Затем он, улыбаясь, обводит глазами собравшихся, но его улыбка наталкивается на холодную жесткость лиц. Одна только дама в черном, тоже с ребенком, смотрит на него дружелюбно, и хотя вид у нее довольно гордый, все же он решается заговорить с ней и рассказывает ей о себе: его фамилия — Резу, он огородник из Валантона, его жена все хворает, и, на беду, дети пошли не в него, здоровяка, силача, а в нее. Трое старших умерли от какой-то костной болезни… Младший поначалу рос хорошо, а недавно и у него чтой-то случилось с бедром… Ну, тогда они положили на тележку матрас и поехали к Бушро.
Рассказывает он обстоятельно, с крестьянской степенностью, соседка, растроганная, внимательно слушает его, а в это время двое маленьких калек, которых болезнь сближает и, несмотря на то что один из них в блузе и шерстяном шарфе, а другой закутан в дорогие меха, придает им печальное сходство, с любопытством разглядывают друг друга…

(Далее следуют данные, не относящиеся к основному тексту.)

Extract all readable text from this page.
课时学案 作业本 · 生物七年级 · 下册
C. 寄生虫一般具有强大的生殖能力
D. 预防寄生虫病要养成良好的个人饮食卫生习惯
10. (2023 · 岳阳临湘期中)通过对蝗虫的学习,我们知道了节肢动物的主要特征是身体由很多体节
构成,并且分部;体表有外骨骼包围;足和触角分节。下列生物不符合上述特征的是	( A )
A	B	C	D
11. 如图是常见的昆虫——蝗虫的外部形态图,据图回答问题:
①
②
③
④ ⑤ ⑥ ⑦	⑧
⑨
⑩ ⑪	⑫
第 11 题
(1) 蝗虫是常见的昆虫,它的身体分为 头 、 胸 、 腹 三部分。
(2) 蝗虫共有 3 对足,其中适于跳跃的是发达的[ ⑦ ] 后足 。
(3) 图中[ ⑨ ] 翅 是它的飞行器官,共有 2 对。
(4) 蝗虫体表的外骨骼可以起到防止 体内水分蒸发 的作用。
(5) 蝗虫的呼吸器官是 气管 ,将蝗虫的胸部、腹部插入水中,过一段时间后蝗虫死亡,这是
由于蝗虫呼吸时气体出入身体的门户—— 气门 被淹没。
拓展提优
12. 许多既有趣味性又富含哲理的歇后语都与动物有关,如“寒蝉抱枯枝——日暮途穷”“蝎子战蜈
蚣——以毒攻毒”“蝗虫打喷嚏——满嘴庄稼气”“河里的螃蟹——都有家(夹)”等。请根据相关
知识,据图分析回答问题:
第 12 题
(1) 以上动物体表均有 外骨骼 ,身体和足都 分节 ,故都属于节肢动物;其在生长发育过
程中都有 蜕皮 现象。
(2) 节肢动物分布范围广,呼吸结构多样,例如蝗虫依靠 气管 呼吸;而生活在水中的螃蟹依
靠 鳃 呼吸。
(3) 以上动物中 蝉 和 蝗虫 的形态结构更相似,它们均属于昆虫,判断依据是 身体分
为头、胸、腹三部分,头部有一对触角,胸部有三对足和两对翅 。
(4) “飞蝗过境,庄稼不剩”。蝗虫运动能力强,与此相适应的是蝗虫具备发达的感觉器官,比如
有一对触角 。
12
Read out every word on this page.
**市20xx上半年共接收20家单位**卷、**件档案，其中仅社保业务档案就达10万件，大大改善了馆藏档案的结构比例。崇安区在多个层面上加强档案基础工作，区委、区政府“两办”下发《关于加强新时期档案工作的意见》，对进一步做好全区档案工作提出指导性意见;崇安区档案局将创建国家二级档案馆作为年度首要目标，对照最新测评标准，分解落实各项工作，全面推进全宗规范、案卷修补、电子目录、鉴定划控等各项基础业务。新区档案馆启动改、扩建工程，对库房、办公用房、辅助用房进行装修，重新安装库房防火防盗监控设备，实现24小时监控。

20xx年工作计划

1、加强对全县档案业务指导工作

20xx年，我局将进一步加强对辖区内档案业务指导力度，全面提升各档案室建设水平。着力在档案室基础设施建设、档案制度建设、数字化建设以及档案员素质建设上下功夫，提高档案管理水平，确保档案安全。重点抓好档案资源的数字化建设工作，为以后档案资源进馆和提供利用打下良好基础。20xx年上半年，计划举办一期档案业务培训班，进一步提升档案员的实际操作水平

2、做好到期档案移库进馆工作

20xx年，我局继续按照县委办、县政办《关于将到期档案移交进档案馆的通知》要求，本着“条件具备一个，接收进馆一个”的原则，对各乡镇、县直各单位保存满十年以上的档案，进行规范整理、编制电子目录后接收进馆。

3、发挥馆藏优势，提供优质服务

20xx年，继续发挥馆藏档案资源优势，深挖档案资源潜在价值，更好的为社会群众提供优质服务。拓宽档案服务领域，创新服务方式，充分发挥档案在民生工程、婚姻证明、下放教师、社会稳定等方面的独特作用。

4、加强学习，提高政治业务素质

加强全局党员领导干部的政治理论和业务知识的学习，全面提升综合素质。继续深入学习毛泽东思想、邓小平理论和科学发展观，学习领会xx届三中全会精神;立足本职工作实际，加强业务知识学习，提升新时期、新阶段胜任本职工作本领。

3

Но вот по зале пробегает трепет, на лицах сквозь бледность проступает краска, головы поворачиваются к высокой двери, за которой слышатся шаги, стук передвигаемых кресел. Он здесь, он приехал. Шаги приближаются. Кто-то решительным движением распахивает дверь, и в ее проеме появляется человек среднего роста, коренастый, плечистый, лысый, с грубыми чертами лица. Его изучающий все эти недавние и застарелые недуги взгляд, которым он охватывает приемную, встречается со множеством устремленных на него беспокойных взглядов. Кто-то проходит к нему в кабинет, дверь затворяется.
— А он, видать, не больно ласков, — вполголоса замечает Резу и, чтобы придать себе бодрости, принимается рассматривать тех, кто попадет на прием раньше. До него еще уйма народу, и ждать ему еще много времени, а время здесь отмечается громким протяжным боем старинных провинциальных часов с фигурой Полигимнии да редкими появлениями доктора на пороге его кабинета. После каждого его появления чье-нибудь место освобождается, в зале возникает движение, какой-то проблеск жизни, а потом кратковременное оживление сменяется все той же угрюмой неподвижностью. Мать еще ни с кем не сказала ни слова, так и не подняла вуаль, и ее молчание, за которым, быть может, скрывается мысленная молитва, так внушительно, что крестьянин больше не решается к ней обратиться, — теперь он тоже молчит и лишь по временам тяжело вздыхает. Потом он лезет в один из бесчисленных своих карманов, вынимает бутылочку с молоком, стаканчик, медленно, аккуратно развертывает бумагу, достает сухарик и предлагает мальчику «пожевать». Мальчик обмакивает губы в молоко, затем отталкивает и сухарь и стаканчик:
— Убери, убери!.. Я не хочу есть…
А Резу, глядя на это исхудалое, измученное личико, думает о трех старших детях, которым тоже не хотелось есть. От одной этой мысли на глаза у него навертываются слезы, щеки начинают дрожать, и вдруг он говорит:
— Сиди смирно, малыш… А я пойду посмотрю, как там наша тележка.